Fig. 7 shows the timing chart of the key scheduling and encryption process of the CAST-128 macro in the minimum cycles for the control signals. The operations are performed as follows.

CLK1: The sequencer logic is initialized by resetting the signal RSTn to 0.

**CLK2:** By asserting Krdy=1, the 128-bit secret key on the port Kin is stored to an internal register. Soon after that, the key scheduling process is started, and the signal busy BSY is set to 1.

CLK3~130: The key scheduling takes 128 clocks, and thus the flags Kvld and BSY are set to 1 and 0 in CLK130, respectively. The sequencer goes to the idling state "Idle 1."

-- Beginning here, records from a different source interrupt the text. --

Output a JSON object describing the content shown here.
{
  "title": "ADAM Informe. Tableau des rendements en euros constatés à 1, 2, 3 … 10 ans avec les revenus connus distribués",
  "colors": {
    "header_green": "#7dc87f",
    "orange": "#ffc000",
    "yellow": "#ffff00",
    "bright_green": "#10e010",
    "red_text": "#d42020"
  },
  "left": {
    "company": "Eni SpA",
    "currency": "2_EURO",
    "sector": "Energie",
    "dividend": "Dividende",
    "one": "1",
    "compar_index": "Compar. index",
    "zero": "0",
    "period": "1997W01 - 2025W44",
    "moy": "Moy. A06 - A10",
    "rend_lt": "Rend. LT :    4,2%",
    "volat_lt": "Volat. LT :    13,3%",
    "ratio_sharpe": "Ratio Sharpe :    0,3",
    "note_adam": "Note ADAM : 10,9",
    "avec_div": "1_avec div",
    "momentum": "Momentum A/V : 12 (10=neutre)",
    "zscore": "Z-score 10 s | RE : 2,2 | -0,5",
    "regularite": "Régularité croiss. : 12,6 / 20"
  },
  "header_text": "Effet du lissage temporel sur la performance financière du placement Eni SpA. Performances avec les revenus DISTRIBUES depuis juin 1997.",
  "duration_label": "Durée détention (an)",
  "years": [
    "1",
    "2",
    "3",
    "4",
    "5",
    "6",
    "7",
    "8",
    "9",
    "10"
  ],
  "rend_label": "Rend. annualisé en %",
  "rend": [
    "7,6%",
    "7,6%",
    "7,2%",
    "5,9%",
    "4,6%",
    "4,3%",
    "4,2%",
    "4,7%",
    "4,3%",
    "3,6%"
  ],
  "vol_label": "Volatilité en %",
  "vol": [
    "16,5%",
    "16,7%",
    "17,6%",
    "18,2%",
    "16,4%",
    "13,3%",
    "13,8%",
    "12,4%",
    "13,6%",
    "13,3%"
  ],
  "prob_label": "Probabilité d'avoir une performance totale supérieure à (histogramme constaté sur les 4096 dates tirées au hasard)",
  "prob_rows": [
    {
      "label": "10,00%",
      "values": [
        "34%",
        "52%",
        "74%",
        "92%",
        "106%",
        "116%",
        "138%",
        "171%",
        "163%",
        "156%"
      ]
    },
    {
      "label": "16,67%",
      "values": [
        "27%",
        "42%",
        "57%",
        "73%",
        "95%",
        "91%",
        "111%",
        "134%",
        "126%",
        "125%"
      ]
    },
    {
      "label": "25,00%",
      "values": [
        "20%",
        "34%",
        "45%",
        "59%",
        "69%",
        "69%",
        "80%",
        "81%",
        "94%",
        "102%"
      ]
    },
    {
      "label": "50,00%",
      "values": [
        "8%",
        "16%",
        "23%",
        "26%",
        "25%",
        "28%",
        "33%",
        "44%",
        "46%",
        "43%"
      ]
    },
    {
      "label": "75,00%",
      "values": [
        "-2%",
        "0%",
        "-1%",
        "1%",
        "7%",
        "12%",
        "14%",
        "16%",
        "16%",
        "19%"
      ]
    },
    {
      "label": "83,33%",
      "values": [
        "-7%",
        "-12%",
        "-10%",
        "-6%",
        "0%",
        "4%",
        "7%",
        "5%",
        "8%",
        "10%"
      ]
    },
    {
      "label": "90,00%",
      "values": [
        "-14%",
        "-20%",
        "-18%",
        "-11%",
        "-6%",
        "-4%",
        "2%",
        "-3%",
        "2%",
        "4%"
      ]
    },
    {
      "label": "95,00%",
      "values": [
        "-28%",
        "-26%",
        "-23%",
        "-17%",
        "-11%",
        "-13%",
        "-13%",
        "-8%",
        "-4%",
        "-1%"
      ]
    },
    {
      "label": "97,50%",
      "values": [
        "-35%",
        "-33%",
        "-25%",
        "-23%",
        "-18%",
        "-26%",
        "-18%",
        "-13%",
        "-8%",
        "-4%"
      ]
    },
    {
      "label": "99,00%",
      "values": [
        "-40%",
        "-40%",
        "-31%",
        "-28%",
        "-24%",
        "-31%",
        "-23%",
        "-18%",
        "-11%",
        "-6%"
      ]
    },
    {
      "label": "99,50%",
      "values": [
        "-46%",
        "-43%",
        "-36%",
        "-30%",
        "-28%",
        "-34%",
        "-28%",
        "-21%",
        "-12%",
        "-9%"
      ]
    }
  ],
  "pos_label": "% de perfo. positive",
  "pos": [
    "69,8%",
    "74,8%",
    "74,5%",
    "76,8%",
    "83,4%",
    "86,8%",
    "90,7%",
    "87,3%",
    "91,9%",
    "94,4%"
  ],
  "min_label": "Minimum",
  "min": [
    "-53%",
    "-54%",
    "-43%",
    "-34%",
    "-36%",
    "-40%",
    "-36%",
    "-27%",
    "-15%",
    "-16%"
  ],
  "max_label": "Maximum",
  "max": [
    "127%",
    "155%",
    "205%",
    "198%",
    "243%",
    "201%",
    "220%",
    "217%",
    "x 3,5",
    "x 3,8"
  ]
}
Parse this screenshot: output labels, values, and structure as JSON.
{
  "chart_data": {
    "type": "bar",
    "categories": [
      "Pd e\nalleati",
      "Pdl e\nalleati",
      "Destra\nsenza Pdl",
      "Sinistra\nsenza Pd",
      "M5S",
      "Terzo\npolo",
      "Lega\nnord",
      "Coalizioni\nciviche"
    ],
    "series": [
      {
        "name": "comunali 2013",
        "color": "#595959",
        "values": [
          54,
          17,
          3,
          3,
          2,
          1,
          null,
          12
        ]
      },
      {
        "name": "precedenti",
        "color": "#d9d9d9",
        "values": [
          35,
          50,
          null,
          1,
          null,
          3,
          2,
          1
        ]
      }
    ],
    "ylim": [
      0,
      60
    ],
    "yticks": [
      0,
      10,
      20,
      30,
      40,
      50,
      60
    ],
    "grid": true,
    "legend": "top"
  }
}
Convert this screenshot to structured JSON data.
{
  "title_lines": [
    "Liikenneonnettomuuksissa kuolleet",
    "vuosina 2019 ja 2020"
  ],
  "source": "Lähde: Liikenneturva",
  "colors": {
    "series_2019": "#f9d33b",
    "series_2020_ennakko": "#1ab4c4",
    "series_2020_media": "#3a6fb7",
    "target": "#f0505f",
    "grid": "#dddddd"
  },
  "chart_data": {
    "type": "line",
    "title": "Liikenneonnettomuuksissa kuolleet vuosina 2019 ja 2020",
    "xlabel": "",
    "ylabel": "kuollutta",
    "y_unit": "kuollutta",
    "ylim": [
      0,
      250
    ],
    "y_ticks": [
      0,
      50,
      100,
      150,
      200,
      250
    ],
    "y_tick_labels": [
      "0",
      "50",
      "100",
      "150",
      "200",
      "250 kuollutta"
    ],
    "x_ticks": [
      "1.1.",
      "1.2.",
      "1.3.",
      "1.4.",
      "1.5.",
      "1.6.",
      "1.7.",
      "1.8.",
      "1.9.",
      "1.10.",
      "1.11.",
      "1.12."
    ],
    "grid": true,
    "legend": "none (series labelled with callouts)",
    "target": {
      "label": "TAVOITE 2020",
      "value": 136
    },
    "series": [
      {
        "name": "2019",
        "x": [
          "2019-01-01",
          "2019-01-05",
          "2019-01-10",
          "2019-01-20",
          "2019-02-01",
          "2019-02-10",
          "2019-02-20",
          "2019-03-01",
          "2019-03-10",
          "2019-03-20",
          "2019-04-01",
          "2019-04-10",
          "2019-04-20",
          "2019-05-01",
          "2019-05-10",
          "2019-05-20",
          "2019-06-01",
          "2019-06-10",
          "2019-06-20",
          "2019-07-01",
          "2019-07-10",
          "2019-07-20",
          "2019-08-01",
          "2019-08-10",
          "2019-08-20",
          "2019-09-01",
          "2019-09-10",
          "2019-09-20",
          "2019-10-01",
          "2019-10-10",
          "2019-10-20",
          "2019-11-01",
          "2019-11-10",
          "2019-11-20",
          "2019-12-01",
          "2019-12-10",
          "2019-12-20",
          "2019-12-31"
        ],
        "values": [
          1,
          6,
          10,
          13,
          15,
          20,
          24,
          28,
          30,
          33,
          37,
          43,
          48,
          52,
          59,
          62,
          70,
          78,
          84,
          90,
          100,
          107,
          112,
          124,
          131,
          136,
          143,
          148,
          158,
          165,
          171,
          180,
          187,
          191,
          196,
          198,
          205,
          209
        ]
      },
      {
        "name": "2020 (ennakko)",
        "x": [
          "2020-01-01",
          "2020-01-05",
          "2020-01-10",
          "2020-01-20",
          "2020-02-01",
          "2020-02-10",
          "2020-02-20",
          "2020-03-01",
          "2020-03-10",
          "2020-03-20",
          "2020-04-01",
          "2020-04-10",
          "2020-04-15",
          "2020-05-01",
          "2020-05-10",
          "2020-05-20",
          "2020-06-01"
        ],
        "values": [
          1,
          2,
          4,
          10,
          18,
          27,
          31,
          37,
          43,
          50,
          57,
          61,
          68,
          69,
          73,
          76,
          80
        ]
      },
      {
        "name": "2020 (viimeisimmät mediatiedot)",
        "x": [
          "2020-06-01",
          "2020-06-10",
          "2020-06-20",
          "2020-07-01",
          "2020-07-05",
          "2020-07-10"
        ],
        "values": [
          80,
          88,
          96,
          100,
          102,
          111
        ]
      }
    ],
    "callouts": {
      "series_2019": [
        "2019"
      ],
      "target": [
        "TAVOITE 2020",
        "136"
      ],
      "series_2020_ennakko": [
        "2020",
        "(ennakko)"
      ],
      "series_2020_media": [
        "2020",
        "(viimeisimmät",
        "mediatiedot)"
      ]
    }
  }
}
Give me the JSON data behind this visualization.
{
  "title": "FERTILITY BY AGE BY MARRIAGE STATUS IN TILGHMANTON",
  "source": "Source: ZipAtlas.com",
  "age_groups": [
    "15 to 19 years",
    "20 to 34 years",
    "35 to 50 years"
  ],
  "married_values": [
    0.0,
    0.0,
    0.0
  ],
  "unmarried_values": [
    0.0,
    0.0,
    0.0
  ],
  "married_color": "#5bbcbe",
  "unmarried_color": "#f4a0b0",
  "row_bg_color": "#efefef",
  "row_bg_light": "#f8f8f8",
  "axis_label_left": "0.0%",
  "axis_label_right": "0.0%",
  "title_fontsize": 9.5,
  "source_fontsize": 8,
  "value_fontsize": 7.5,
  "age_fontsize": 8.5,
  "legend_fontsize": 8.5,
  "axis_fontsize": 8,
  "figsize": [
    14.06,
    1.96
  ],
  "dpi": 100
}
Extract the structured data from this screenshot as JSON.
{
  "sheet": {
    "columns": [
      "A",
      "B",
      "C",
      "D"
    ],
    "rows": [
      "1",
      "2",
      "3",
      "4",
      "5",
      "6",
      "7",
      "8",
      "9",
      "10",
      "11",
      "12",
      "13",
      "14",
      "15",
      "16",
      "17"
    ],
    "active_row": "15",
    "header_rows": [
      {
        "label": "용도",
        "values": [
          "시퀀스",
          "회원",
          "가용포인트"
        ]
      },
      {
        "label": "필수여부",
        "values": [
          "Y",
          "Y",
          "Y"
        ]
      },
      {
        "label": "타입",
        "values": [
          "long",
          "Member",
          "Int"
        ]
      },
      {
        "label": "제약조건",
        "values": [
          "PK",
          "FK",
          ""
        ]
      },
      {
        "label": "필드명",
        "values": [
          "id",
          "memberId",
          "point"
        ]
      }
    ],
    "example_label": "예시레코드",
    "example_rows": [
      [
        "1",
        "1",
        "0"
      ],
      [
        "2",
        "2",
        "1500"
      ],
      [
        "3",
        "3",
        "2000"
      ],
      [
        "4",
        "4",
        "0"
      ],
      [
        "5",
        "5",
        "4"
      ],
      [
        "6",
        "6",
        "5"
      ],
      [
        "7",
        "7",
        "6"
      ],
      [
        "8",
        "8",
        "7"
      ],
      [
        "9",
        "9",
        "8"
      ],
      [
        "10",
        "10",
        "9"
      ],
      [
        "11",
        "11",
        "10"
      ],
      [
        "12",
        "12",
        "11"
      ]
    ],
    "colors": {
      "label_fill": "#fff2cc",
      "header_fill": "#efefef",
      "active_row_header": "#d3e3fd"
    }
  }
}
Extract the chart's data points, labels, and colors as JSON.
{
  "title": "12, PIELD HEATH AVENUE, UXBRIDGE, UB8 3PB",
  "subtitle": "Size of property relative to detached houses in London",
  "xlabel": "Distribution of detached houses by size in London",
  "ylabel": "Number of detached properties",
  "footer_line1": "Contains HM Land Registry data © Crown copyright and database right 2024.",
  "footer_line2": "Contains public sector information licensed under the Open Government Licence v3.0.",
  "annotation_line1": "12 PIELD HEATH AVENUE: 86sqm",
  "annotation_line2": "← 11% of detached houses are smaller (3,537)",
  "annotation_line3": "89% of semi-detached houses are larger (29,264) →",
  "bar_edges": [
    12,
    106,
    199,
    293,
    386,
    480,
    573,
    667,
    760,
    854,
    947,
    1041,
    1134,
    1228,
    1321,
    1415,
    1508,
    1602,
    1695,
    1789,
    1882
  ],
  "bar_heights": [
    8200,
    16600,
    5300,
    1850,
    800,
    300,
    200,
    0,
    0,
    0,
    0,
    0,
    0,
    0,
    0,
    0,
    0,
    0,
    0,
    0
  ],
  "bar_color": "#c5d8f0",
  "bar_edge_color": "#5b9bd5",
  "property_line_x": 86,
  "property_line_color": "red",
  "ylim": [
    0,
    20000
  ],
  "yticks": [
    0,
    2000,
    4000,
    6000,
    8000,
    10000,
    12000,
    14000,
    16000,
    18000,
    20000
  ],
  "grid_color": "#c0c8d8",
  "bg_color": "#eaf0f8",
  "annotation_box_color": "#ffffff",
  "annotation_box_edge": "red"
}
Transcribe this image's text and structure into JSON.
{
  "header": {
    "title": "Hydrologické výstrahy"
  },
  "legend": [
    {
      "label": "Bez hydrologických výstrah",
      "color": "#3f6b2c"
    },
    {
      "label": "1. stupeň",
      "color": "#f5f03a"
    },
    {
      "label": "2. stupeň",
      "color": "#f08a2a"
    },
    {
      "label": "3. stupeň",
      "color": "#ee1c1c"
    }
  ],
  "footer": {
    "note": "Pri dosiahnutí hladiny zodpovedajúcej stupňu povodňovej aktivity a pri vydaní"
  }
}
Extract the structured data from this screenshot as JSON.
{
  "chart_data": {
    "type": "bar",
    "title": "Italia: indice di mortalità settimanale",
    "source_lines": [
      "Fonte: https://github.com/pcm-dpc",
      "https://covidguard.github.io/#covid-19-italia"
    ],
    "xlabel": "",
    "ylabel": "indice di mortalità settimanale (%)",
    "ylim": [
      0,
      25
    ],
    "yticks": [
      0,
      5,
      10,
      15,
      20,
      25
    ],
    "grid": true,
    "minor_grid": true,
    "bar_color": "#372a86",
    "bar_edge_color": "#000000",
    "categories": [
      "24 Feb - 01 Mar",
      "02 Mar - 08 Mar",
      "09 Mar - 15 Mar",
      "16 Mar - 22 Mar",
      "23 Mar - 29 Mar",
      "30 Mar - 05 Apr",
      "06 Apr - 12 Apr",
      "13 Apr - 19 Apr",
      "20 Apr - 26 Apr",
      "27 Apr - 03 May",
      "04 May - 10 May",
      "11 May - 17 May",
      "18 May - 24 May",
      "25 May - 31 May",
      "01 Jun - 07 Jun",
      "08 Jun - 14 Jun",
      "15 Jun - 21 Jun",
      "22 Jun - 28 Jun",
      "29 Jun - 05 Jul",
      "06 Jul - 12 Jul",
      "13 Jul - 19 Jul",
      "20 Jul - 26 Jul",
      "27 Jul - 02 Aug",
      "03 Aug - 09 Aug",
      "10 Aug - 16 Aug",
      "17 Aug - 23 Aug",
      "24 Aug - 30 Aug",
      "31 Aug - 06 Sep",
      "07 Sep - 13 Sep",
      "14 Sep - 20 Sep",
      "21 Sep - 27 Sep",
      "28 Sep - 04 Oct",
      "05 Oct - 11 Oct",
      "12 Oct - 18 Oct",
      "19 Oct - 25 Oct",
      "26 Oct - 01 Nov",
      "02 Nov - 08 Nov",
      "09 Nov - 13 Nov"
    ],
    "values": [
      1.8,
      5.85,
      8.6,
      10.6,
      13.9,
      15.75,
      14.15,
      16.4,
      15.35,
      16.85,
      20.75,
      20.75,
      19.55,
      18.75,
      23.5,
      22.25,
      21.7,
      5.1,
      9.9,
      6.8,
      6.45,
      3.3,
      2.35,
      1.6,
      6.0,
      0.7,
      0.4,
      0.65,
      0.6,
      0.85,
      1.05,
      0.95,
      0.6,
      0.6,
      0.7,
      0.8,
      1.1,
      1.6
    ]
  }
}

CLK131: The signal Drdy is set to 1, and the 64-bit plaintext is stored into an internal register.

CLK132: The encryption process is started in accordance with EncDec=0, and BSY is set to 1.

CLK133~148: The encryption takes 16 clocks, and thus it is completed in CLK148. The ciphertext is output from the 64-bit port Dout. The flag BSY goes 0, and Dvld goes to 1. The sequencer

state is set to "Idle2."

- **CLK149:** By asserting Drdy=1, another operation is started. The 64-bit input (ciphertext) is stored into an internal register. The decryption process is started in accordance with EncDec=1. The flag BSY is set to 1, and Dvld goes 0.
- CLK150~165: The decryption also takes 16 clocks. and thus it is completed in CLK165. The output data (plaintext) is output from the 64-bit port Dout. The flag BSY goes 0, and Dvld is set to 1.



Fig. 7 Timing Chart

### 5. Reference

[1] C. Adams, "The CAST-128 Encryption Algorithm," RFC2144 (Informational), May 1997.